Long before the world had fallen into the clutches of the Horned King, there had been another life—a brighter one. Long ago, before the skeletal crown and the Black Cauldron, he had been a man. His name had been Ardgal then, not yet consumed by darkness, not yet bent to the hunger for endless power. Once, he'd been noble, if not entirely good, and he had lived for one thing above all else: her.

She was Bríghid, with fire in her spirit and the kind of beauty that made the changing winds pause. Named for the goddess of poetry and light, Bríghid had been everything Ardgal had never deserved but somehow had claimed as his. In a youth long forgotten, they had walked through emerald hills hand-in-hand. She had written verses for him, laughter gilding her voice, and he had sworn to her that he would love her until the stars themselves turned to dust.

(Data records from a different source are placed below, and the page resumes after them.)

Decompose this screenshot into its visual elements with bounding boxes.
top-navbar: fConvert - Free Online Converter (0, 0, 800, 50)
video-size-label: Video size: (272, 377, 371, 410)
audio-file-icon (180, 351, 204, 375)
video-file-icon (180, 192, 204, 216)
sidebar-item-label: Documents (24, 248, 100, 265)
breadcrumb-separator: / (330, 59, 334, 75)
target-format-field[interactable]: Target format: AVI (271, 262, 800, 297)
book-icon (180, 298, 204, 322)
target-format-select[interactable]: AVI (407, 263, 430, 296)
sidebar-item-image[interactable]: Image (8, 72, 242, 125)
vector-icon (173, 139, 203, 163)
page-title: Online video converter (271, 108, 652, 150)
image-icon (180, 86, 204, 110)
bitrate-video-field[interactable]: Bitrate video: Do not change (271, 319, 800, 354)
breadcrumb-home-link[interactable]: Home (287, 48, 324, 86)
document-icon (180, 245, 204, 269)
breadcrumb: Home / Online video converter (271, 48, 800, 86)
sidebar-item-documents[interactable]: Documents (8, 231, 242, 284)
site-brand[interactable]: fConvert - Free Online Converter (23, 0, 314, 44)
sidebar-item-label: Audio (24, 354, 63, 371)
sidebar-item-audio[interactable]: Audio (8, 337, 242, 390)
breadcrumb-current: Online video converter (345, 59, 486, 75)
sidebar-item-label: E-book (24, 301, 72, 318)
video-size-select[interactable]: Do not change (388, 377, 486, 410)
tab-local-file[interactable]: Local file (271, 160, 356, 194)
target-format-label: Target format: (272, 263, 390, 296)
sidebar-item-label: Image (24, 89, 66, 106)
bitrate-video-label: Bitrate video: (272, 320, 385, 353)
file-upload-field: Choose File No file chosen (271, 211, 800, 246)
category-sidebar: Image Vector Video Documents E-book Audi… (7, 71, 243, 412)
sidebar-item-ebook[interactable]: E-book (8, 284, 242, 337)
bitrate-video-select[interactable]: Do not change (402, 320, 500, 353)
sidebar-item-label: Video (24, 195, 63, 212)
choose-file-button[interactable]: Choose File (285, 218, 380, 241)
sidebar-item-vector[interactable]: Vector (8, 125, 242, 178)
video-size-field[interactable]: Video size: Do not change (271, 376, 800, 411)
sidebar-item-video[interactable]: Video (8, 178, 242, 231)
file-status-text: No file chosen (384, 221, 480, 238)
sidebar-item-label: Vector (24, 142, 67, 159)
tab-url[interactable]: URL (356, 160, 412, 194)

But they had been young, and the world had been cruel. War and betrayal tore them apart—the details blurred in the mists of time, an agony Ardgal refused to revisit. He had lost her. Not just her love, but her very life. And in his madness, in his grief too unbearable to bear, he had gone to lengths no mortal should ever go. He sought dark powers that promised vengeance for her death, powers that whispered visions of a time when he could command death itself.

And so, Ardgal died, piece by piece, as his vengeance consumed him. By the time he became the Horned King, nothing of the man who had once loved Bríghid remained. Or so the story should have ended.

But life, and love, and fate—they had their cruel ways.